We were in the middle of the meseta (so be thinking VERY hot and dry, no shade, etc) making about a 30-kilometer trek for the day. The first few hours were great, and then as late morning arrived we came to one of our biggest obstacles of the journey so far-- 17 kilometers (around 12 miles) of a long, straight road with no shade or towns (which also meant no water sources) the entire way. We stocked up on food and water in the small town beforehand and got on our way.
This is a gross understatement of how we felt during a couple days on the meseta...but it's the best I can do. |
Shortly after beginning the walk, I started to feel some tightness in my right hip. At first, I didn't think anything of it. As the tightness started to turn to pain, I took off my pack for a few minutes and stretched. This helped for a short time, but before long the pain returned and started to feel like more of a throb. Before I knew what had happened, I was limping along, with around 8 miles left to walk. I have never felt more defeated or frustrated. In my mind, I was expecting to have no problems with the Camino after having just trained for and run a marathon, and now I was the weakest link. My pace slowed, and I told my group to keep moving ahead at their own pace. Tim offered to stay behind and walk with me, and he ended up being my sanity that day. Our deep conversations slowly turned to grunts as we became exhausted, and I could not have made it to the next town without him sharing most of his water with me. By the time I arrived at the cafe in the next town, I felt absolutely terrible.

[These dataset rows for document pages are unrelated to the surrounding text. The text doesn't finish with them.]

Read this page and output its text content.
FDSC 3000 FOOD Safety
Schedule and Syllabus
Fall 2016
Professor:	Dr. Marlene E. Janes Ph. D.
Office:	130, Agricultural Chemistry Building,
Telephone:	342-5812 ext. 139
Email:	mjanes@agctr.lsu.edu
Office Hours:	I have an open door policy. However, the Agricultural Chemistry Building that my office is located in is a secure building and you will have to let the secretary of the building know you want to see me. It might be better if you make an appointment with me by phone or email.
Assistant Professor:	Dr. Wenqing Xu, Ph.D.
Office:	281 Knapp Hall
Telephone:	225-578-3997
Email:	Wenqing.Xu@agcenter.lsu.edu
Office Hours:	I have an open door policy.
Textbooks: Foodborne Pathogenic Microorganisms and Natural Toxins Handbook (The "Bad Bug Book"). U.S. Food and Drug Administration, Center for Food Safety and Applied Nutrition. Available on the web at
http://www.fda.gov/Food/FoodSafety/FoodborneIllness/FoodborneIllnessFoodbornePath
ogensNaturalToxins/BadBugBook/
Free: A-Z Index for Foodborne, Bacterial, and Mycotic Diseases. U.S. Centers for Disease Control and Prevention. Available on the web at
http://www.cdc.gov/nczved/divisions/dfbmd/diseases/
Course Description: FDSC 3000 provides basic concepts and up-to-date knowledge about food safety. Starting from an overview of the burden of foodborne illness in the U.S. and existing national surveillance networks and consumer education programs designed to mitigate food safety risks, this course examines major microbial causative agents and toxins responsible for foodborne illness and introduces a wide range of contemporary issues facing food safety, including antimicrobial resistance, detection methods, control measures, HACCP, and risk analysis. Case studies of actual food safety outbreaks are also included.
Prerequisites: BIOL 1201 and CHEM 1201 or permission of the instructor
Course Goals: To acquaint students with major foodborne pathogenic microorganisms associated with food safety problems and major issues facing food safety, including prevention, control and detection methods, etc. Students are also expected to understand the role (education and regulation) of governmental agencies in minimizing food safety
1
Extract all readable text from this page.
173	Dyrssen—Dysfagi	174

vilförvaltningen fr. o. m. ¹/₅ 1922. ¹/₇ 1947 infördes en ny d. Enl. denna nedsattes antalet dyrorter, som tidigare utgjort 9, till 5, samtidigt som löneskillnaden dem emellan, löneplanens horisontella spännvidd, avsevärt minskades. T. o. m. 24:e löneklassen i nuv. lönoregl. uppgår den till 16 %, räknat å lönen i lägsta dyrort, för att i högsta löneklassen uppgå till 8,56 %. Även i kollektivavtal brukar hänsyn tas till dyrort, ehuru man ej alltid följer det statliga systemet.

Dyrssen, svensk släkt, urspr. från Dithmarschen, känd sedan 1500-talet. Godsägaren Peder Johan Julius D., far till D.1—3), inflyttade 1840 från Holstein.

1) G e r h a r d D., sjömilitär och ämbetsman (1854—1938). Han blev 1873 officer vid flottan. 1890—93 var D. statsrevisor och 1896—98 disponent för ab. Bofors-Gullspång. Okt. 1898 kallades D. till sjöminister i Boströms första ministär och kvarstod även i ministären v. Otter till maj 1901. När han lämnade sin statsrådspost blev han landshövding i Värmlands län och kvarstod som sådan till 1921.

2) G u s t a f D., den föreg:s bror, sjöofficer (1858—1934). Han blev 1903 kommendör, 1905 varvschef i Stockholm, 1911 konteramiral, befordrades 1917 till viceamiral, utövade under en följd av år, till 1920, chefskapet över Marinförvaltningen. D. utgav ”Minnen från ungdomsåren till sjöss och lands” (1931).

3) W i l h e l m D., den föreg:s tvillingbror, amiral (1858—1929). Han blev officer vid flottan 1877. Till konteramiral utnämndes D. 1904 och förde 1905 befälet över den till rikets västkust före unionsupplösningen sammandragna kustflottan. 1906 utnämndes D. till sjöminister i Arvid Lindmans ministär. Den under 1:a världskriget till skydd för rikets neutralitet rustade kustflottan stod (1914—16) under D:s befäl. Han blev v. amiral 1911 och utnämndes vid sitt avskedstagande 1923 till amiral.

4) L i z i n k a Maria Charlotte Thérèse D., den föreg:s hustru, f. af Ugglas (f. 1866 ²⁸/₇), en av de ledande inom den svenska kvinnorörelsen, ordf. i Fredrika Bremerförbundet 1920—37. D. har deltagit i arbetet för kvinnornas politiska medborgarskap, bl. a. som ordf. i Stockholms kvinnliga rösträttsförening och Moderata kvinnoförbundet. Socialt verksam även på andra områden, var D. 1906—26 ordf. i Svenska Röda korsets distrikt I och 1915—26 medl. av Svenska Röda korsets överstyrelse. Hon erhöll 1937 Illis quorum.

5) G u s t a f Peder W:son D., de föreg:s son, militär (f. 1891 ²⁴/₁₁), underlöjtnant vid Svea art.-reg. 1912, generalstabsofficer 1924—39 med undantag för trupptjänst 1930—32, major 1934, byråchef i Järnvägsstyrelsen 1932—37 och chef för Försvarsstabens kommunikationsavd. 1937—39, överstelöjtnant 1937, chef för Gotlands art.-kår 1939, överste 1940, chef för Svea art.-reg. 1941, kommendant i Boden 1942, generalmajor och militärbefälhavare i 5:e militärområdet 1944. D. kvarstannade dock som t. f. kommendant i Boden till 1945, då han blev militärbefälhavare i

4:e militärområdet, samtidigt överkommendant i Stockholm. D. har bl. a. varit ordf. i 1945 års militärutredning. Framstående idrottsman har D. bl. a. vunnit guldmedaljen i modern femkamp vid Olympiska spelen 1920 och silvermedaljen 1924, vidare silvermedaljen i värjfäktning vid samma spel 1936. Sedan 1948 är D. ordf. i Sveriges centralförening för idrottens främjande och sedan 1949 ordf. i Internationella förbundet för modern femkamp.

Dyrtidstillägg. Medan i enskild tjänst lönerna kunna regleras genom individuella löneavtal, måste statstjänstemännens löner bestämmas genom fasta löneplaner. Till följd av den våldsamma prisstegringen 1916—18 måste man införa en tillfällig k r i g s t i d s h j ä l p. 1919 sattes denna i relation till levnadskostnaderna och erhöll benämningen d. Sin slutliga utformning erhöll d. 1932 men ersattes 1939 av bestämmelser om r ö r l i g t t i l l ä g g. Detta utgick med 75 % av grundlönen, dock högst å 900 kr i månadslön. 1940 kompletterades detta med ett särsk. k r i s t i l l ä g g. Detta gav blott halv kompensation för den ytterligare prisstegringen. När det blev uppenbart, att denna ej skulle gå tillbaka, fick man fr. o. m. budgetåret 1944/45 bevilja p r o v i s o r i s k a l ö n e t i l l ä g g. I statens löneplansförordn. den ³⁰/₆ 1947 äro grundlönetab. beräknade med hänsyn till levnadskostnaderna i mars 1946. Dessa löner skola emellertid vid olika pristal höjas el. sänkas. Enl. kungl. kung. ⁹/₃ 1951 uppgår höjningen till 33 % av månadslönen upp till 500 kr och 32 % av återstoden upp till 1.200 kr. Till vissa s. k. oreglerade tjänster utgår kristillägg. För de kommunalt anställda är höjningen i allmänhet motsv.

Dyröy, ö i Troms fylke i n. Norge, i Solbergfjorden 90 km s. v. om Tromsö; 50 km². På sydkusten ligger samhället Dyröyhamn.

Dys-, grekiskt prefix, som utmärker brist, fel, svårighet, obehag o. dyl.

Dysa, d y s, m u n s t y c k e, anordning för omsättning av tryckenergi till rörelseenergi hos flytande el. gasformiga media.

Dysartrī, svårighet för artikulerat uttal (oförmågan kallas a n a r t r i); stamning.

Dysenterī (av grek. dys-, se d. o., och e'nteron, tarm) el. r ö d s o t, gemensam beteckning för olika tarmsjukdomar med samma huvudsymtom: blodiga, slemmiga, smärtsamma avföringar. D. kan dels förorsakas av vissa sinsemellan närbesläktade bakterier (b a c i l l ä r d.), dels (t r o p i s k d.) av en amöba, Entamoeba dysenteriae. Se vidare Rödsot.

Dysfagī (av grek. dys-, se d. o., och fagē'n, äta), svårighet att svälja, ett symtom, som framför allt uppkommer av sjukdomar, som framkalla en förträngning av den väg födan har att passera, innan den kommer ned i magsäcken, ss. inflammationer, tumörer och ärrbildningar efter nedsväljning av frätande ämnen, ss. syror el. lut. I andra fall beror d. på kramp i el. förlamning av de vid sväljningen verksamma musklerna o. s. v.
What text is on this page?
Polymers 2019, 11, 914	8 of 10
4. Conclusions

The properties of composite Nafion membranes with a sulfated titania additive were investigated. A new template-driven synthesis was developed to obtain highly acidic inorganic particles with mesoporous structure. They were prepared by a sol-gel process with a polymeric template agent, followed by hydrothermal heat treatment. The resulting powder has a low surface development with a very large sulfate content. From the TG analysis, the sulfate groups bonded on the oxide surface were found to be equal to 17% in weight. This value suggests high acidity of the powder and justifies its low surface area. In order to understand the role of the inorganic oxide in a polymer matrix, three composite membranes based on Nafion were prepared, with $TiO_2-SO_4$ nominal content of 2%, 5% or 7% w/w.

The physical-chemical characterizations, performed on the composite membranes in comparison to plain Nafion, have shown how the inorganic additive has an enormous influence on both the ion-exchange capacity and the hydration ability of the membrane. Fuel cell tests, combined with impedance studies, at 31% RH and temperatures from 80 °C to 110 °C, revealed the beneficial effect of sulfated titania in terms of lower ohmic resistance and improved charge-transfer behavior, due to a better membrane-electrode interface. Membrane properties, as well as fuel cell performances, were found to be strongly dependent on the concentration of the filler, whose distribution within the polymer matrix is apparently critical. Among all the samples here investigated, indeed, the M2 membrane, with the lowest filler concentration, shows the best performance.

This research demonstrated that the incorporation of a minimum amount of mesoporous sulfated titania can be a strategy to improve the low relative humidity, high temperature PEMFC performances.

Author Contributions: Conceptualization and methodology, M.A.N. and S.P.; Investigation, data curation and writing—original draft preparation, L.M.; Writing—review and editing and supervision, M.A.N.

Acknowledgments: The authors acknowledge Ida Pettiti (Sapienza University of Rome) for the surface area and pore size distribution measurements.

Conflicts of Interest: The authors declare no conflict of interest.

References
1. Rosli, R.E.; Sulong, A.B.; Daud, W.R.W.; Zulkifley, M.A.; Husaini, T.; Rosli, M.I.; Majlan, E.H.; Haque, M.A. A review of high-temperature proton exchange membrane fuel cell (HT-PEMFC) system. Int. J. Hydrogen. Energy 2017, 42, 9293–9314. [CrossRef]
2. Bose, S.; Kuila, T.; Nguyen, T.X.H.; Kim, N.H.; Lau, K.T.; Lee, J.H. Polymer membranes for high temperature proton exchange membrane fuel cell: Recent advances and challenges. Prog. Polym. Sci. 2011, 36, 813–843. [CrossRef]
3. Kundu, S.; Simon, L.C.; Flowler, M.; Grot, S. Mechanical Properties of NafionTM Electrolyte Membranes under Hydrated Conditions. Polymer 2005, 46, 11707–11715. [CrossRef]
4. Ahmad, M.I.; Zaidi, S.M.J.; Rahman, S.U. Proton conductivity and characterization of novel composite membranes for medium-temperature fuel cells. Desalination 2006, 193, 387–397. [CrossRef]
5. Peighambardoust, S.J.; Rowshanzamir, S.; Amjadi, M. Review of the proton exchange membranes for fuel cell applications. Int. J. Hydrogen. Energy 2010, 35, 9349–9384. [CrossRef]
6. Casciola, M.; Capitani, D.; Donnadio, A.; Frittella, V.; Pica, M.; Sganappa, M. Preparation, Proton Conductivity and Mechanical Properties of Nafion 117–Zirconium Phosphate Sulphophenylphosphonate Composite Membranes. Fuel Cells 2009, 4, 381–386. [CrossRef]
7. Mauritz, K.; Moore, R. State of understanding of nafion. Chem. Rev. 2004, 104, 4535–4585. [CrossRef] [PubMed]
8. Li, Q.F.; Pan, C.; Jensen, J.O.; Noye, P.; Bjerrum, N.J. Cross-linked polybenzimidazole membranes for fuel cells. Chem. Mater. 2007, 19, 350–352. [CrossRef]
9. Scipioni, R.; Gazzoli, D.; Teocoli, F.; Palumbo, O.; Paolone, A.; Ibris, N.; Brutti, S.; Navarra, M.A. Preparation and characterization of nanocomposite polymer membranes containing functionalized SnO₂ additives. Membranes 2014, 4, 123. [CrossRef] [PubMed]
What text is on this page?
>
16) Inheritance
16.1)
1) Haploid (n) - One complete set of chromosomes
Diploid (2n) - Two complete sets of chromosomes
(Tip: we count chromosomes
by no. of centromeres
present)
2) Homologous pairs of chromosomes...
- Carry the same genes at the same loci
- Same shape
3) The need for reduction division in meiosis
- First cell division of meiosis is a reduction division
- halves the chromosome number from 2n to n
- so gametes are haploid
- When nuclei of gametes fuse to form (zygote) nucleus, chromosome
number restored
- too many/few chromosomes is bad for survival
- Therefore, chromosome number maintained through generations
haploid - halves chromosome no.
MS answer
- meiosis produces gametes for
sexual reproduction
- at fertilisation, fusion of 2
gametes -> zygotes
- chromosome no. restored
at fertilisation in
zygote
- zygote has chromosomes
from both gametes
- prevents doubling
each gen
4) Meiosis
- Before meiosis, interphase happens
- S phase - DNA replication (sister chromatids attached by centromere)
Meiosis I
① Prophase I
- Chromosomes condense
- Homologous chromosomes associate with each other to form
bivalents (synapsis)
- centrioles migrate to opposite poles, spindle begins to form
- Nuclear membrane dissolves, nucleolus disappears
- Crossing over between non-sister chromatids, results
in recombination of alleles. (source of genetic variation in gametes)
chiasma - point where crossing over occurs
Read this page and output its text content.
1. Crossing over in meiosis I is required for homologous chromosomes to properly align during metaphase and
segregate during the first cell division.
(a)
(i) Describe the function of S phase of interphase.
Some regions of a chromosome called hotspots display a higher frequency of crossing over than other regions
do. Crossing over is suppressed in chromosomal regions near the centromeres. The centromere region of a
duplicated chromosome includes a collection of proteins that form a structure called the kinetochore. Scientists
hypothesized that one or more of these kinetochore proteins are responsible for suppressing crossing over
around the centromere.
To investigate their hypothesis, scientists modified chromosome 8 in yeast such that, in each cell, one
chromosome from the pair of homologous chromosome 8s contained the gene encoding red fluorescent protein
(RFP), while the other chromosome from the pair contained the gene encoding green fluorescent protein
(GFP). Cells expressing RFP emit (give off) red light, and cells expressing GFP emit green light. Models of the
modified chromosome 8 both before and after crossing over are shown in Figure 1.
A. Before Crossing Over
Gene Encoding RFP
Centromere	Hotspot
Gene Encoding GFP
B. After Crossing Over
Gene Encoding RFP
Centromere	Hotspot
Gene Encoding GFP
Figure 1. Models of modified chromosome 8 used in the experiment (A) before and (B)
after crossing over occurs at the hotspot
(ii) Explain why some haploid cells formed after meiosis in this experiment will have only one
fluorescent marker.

Then, a beautiful thing happened. I have always had trouble accepting the generosity of others, especially when I have nothing to give them in return. But in this moment I was so weak, so beyond humbled, that for one of the first times in my life I was able to graciously accept the love and charitability of others. Tim switched to walking in sandals and gave his shoe insoles (which had much more support than mine) to me. Mark gave me vaseline for my feet to help with the blisters. Becca gave me some topical ibuprofen creme (we have got to get this in the States!) and her walking stick. Jessica insisted that I give her the heaviest things from my pack. And Roxanne bought me what may have been the best-tasting beer of my life. I was absolutely overwhelmed by the generosity of my new friends and overcome with gratitude for them and for the experience as a whole. I learned a lot about humility and accepting generosity that day, and I could not be more grateful for those life lessons.
A little piece of paradise during our walk one day... David has been setting up a donation-run refreshment stand (complete with couches and a hammock) for nearly four years. Absolutely amazing. |
Some days it is still difficult to wake up and know that I have got to walk at least 15 miles to keep on track to finish before I fly home on July 25. However, I am amazed at how my body is adapting, and even more-so, how my spirit and attitude are remaining upbeat. The Camino is all about relationships: with oneself, with God, and with others. As I push through the hard moments and soak in the rewarding ones, I feel myself learning to love in new and deeper ways. I thought I was good at loving before, but realized early on that I had a long way to go. Each day I am making progress on breaking down barriers within myself that I use to hide the parts of me I don't like, and I am learning how to love those parts of me. And I am learning to love other people for who they are and where they are, not for where I would like them to be. Definitely a fantastic journey so far, both inside and out.